Roger Schank, in Tell me a Story, explains that stories are what make a memory memorable; stories give life to past experiences. We are not simply memorizing a list of facts, we are connecting with the big picture. It is far easier to relay information in a meaningful way by providing explanations for the information, in the form of stories, than it is to relay a stream of facts. By doing so, we allow the recipient of the information to form connections on multiple levels. Portions of the story heard by the recipient of the information are linked to single frames of stories they already know -- similar to how words are interconnected in a crossword puzzle. Unimportant details of the story are forgotten leaving traces of the story connected to other known stories.
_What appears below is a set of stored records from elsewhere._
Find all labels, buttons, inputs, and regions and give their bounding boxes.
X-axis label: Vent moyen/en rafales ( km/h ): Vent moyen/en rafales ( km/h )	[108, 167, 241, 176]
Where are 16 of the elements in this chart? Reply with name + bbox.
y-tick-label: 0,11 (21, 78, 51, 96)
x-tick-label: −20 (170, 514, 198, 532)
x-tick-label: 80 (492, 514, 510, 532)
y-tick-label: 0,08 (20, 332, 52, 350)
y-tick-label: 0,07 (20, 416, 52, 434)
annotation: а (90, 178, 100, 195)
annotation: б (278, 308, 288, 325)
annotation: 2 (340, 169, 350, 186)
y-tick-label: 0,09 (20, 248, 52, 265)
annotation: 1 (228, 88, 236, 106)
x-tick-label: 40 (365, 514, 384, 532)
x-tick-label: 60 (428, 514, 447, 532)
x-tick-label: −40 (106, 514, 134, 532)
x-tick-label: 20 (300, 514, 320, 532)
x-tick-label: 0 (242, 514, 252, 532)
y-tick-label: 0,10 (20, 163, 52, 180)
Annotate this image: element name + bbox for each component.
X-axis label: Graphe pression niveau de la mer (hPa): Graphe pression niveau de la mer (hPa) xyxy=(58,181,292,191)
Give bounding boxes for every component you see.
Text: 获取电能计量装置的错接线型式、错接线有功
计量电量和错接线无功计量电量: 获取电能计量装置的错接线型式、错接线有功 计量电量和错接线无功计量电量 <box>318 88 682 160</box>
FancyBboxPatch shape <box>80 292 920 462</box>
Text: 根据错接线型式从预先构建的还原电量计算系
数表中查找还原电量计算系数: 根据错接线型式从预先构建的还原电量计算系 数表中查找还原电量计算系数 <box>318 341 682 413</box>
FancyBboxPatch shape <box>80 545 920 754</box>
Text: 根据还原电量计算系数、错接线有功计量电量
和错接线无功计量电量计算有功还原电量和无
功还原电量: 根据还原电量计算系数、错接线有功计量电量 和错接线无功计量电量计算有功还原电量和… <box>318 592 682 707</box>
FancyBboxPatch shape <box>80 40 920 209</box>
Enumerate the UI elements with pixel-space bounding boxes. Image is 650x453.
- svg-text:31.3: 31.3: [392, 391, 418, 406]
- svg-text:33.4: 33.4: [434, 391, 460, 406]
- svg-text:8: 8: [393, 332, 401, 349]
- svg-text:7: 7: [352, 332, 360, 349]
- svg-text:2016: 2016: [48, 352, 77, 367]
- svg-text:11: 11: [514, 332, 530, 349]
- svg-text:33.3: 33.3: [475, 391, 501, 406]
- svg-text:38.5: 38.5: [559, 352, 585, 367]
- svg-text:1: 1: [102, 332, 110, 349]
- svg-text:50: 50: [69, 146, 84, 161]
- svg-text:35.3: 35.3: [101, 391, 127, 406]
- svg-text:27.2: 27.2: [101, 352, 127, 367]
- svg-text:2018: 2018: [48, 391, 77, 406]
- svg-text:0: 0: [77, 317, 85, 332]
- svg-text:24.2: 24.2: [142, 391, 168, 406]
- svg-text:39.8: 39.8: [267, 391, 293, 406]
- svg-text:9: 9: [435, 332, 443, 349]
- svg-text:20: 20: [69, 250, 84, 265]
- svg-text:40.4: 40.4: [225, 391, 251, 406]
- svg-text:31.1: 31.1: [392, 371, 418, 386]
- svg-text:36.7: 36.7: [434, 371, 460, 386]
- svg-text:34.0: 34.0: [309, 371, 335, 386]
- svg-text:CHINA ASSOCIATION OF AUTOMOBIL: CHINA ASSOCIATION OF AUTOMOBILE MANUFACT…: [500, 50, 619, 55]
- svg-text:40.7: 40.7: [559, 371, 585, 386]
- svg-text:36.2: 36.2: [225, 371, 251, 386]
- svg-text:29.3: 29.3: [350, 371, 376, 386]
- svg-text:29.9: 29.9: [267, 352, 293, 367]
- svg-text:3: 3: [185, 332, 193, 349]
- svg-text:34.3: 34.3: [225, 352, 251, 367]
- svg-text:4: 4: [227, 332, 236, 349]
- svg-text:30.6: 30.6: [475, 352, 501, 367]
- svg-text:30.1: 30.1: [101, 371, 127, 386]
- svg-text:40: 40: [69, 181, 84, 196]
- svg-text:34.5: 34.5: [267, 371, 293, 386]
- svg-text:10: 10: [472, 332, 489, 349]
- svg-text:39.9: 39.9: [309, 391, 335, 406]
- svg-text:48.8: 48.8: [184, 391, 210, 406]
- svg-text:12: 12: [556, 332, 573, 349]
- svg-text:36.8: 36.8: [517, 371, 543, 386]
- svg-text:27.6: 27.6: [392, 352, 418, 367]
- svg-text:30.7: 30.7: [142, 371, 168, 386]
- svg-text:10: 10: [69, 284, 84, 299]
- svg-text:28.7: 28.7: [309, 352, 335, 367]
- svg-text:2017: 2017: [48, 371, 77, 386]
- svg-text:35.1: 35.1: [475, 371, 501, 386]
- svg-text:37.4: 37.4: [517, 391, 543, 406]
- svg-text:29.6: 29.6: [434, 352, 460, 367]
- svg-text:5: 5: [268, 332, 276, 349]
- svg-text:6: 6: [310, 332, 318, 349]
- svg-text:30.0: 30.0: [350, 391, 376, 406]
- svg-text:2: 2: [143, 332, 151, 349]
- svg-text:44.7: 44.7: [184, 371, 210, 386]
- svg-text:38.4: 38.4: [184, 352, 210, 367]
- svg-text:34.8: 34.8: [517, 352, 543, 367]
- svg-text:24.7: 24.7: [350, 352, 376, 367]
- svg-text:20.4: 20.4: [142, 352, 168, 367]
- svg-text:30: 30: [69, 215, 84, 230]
By examining these memory traces, not only does it allow us to recall story elements from stories (without replaying the entire story), it also assists us to predict event outcomes and merge stories together. Stories are merged when it becomes impractical to remember a series of similar stories. In this case, the basic idea of the story is converted into a script, which can be applied to the situation at hand.
Therefore, stories are important at a variety of levels from relaying thoughts through solidifying the information. So how do we apply this in the educational world, and in particular within a digital environment. That's where the digital storytelling programs come into play.
With Storytelling Alice, the story's author places the characters, story elements and props, into a frame. The author then instructs the characters on what to do in order to tell the story. This allows the author to break the story into small manageable pieces; pieces which are important to how the story unfolds. Take for example the story of how to solve a multiplication problem. One character explaining or demonstrating a method for solving it requires the author to understand each step and be able to explain it.